When the recent power outage swept across parts of Portugal and Spain, something unexpected happened. For a few precious hours, our devices went dark. No WhatsApp pings. No blinking notifications. No messages demanding response. Just a stillness – electrical and emotional – that I hadn’t realised I craved until it arrived.
What I felt, in that window of forced disconnection, wasn’t panic. It was relief.
There was no expectation to reply to a post, acknowledge a photograph, or react to someone’s forwarded meme. No sense that I might be letting someone down by not engaging in the swirl of online activity. In the quiet that followed the outage, it struck me just how entangled we’ve become in a cycle of digital response – one we never consciously agreed to but now feel unable to step away from.
We are caught in a loop of performance and validation. We are praised for being responsive, encouraged to stay “connected,” but rarely do we ask what we’re connecting to – or why. The truth is, much of it is noise. Social media noise. Cluttered, persistent, emotionally demanding, and curiously empty.
We are added to WhatsApp groups we didn’t ask for and feel a flicker of being chosen – briefly uplifted by the idea that we’ve made the cut. But very soon, that buzz of inclusion turns into an obligation. Another thread to keep track of. Another space where silence is interpreted as distance. Another place where we perform our presence.
The philosopher Søren Kierkegaard warned us: “The present state of the world and the whole of life is diseased. If I were a doctor and asked for my advice, I should reply, create silence.” We live in a time where silence feels like a luxury. It’s not just a matter of external noise; it’s the internal pressure we feel to always engage, to always respond, to keep up with the constant flow of messages and information.
This performance extends beyond messages. We’ve started to live our lives outwardly, narrating and showcasing rather than simply experiencing. We snap and share pictures before we’ve fully tasted the meal. We announce our joy, grief, achievements, and everyday moments not just to inform, but to prove. To demonstrate that we are “in it” – that we are active, engaged, relevant.
‘We must rethink how we engage with the digital world. Instead of letting it dictate our rhythms, we can learn to set our own’
And the moment we post, we wait.
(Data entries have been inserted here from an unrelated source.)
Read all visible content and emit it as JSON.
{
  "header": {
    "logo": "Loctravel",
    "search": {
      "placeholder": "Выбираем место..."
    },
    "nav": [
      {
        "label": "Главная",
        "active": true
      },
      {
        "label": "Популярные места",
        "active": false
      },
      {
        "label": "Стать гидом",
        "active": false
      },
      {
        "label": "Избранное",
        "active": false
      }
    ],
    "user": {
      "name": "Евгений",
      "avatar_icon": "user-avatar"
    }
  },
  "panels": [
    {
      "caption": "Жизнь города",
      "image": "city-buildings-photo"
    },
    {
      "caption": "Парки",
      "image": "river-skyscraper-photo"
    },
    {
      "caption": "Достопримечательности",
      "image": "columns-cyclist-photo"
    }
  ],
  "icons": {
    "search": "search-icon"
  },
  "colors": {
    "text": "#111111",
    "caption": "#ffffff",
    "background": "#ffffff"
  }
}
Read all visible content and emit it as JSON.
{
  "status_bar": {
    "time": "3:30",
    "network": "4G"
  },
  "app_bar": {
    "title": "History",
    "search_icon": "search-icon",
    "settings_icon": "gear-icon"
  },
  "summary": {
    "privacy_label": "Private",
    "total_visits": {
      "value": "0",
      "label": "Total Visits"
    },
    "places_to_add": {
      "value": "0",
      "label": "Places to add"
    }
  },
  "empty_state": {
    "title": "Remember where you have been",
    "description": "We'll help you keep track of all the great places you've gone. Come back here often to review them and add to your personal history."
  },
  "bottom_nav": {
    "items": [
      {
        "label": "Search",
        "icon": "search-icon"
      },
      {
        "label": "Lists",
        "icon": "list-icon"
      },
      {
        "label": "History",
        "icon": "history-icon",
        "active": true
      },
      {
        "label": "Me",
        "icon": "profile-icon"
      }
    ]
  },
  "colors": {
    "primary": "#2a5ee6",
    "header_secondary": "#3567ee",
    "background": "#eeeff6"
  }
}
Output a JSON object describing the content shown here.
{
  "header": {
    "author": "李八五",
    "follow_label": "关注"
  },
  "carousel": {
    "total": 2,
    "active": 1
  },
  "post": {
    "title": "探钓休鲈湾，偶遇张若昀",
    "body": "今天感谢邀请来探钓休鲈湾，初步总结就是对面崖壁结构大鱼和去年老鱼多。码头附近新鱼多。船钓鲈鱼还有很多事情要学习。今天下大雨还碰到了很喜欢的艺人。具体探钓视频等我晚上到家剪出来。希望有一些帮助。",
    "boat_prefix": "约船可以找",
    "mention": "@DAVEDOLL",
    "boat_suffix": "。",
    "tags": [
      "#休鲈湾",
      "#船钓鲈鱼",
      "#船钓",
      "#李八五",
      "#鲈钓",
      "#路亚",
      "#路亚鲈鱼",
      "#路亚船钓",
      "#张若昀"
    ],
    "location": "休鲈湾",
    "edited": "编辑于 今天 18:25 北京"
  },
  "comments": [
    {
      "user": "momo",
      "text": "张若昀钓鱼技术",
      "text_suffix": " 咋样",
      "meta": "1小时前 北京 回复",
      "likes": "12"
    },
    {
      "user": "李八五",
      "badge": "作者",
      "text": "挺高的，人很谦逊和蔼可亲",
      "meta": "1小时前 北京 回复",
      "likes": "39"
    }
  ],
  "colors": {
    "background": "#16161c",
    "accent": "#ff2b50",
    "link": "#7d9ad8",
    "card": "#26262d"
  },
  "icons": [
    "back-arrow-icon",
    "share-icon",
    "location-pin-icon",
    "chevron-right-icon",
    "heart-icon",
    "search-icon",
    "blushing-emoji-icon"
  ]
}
For likes. For comments. For affirmation that our experience matters to someone else. It’s a hunger for external validation dressed up as normal life. The irony is that in curating our lives to meet others’ expectations, we lose touch with our own. The internal compass – quiet, firm, intuitive – gets drowned in the social media noise.
We rarely talk about the cost of all this. The subtle fatigue of responding to dozens of messages daily. The guilt of ignoring someone’s update. The emotional labour of staying politely enthusiastic in 10 different group chats, even when we feel spent. These costs add up. They dilute our attention, blur our priorities, and slowly chip away at our mental clarity.
Simone Weil, in her meditation on attention, argued that “Attention is the rarest and purest form of generosity.” But how generous are we being with our attention when we’re constantly drawn away by the next notification? Our attention is pulled, stretched, fragmented, until it is no longer available for the moments and connections that matter most.
We are left overstimulated but undernourished. Surrounded by constant communication but still lonely. Pulled in many directions but unable to locate a centre. The author Anne Lamott once wrote, “Almost everything will work again if you unplug it for a few minutes, including you.” Yet, in today’s world, this unplugging is harder than ever. We’re more connected, but in ways that leave us emotionally drained and disconnected from ourselves.
We need to recalibrate. It’s not enough to disconnect occasionally; we must rethink how we engage with the digital world. Instead of letting it dictate our rhythms, we can learn to set our own. A critical part of this recalibration is learning to protect our boundaries. If we don’t actively take charge of our time and energy, social media noise will continue to overwhelm us.
In fact, we need to develop a new etiquette – one not just for our digital communications, but for how we manage our emotional presence in these spaces. How do we respond? When do we step back? And, perhaps most importantly, when do we allow ourselves not to respond at all?
Here’s how:
- Create pause. Let yourself experience moments without needing to translate them into updates.
- Give slow replies. If it’s not urgent, allow space before responding.
- Set the tone in groups. Silence doesn’t equal rudeness – it can mean rest.
- Use your presence wisely. Instead of being always available, be meaningfully available.
- Let your phone be boring again. Reclaim your attention as something precious.
- Don’t chase the glow of inclusion – build intimacy in fewer, quieter places.
- I no longer ask people to “understand” when I take a step back. I just step.